無論このような宝具は自身のマスターに対して使われるものではない。だから、男は困惑した。
今まで上手くやれていたのに、どうして……と。

「マスター、すぐに出しますので安心してください」
空から響き渡る少女の声、そして次の瞬間には確かに、その宣言通り男は外の世界へと舞い戻った。
……小さな小さな、おやゆび姫の親指にしか及ばない小人として。

「小さく、なっちゃいましたねえ」

昨夜の時点でライダーには変化がなかったように思えた。しかし、実際には確かに変化があったのだ。
それは、マスターを守るという決意と、自らの欲望の表出化が最悪の形で噛み合うものであった。
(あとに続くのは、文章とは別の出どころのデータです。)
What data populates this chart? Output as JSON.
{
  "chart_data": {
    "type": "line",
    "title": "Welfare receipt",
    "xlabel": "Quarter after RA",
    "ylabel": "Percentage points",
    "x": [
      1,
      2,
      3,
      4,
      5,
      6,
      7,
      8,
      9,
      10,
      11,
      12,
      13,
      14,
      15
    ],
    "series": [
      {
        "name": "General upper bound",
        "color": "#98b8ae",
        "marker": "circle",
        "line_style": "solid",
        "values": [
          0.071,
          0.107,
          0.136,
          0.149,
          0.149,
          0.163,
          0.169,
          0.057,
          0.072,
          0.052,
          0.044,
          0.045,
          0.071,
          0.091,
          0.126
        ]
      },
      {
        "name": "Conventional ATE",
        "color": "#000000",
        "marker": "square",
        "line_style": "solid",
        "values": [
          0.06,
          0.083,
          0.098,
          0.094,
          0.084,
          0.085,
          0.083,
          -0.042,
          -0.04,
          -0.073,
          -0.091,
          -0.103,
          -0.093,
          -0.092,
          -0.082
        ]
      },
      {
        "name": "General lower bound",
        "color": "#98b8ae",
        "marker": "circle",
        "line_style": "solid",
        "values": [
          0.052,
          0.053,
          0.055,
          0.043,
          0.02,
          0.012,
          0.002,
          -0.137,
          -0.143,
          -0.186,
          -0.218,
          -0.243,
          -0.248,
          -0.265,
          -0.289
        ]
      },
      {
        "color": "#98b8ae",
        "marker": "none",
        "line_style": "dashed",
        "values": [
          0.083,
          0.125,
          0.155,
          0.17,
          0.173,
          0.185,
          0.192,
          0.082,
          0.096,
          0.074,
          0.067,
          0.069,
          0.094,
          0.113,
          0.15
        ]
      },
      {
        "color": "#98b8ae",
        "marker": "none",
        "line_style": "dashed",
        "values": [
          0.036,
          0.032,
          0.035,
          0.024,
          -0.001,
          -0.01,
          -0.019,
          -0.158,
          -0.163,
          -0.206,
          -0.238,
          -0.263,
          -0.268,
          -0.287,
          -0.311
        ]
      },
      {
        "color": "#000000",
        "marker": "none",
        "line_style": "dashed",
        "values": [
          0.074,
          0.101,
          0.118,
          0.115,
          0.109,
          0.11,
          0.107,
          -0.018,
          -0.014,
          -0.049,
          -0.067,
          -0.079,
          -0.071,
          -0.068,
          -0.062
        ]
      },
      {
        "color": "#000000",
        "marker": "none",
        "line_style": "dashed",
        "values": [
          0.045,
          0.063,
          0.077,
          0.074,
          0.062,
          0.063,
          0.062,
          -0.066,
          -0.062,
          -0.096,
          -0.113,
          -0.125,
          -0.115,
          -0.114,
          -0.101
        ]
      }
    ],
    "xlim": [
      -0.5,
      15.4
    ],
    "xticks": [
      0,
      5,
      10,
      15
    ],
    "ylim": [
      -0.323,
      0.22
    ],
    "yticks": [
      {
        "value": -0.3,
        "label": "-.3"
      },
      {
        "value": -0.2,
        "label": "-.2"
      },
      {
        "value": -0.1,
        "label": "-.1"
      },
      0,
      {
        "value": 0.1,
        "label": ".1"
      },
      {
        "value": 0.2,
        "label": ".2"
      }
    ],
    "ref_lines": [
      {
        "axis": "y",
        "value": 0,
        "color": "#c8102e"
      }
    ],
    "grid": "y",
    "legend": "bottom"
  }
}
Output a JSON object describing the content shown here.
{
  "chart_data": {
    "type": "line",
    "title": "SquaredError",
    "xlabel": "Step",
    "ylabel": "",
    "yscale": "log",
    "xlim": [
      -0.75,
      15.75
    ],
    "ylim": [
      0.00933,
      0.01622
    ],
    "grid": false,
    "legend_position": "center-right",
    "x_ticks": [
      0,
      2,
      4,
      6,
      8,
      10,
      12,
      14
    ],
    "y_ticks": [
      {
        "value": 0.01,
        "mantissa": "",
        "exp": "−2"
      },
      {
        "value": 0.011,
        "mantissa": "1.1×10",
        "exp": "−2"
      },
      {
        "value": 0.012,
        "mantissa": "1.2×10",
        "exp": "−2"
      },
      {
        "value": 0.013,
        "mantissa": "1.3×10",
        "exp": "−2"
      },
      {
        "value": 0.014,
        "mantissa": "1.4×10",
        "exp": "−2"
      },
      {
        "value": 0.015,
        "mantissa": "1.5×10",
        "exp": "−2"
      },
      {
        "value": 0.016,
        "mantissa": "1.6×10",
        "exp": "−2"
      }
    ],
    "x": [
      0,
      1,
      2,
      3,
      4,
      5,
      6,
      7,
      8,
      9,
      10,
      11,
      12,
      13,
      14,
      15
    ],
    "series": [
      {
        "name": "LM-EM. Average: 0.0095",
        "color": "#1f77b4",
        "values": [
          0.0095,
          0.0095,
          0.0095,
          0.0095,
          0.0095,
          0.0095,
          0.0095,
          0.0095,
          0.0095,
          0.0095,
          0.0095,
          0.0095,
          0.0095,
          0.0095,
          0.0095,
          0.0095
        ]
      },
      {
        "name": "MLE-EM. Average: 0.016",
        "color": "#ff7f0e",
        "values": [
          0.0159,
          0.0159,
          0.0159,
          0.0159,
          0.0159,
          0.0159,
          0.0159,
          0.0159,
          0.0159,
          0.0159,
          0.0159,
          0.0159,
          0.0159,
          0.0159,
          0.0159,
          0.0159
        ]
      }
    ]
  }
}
自分はマスターを守りたい。しかし、マスターは自分が関わらなくても構わないほど強い存在であった。
ならば、どうすればいいか。
その思案の結果が、マスターを矮小化し、自らよりも弱い存在とすることであった。
そして、矮小化したマスターをどうやって守るのか、それは……

「さあ、マスター。私の中へ入ってください」

ライダーは衣服を脱ぎ捨て、自らの秘部を露出した。
そこは毛が生えていない純白の、ただ一筋のクレヴァスのみが存在する丘である。

マスター……もはや『主』とは呼べない男性は困惑した。
なぜ、彼女はこのような凶行に及んだのか、自分は今から何をされるのか……
その戸惑いは解消されることなく、幼く小さな右手は男の体を掴む。

「今からここが、貴方の家となる場所ですよ」

口にしながら、左手でクレヴァスをこじ開けながら、男を秘部へと挿入していく。

……男はもがき、苦悶の声を上げる。
幼い少女の秘部は、男性を受け入れるにはまだ狭かった。しかし……

「あっ、あぁぁ!!」
少女は愛しの男性と自らが一体化した感覚を確かに覚え、矯正を上げる。

少女の膣内からはドロリとした生臭い液体が溢れ出す。
男の口にはそれが否が応でも入ってくるが、吐き出すことができない。
あまりにも大量だから、ではない。
それは
あまりにも
美味であったからだ。

ライダーが聖杯の泥を浴びて得たもの。それは戦闘力ではなかった。
いや、宝具の変質――結界を強制的に破壊することで、内部の状態を外部に直接反映させる――という形で強化されてはいたが、それは別の話。
彼女が真に強化されたのは、栄養体質であった。
ライダーから分泌される体液は、飲用するものにとっては非常に美味で、健康的なものとなったのである。
そして、ライダー自身は非常に弱い英霊であるがゆえに、極小の魔力消費で維持され、現在の魔力すら聖杯の泥によって膨大なものとなっている。
また、ライダーには気配遮断のスキルが備わっており、積極的に攻撃に出ない限りは襲われる危険性は限りなく低い。
つまり

「私の中にいる限り、貴方は安全で、死ぬことはありません。だから……」
「ずっと、私と一緒に居ましょうね」

外敵に襲われることは、ない。健康を害すことも、ない。
彼はただ、そのような安穏とした胎内(セカイ)でこれからを過ごすこととなる。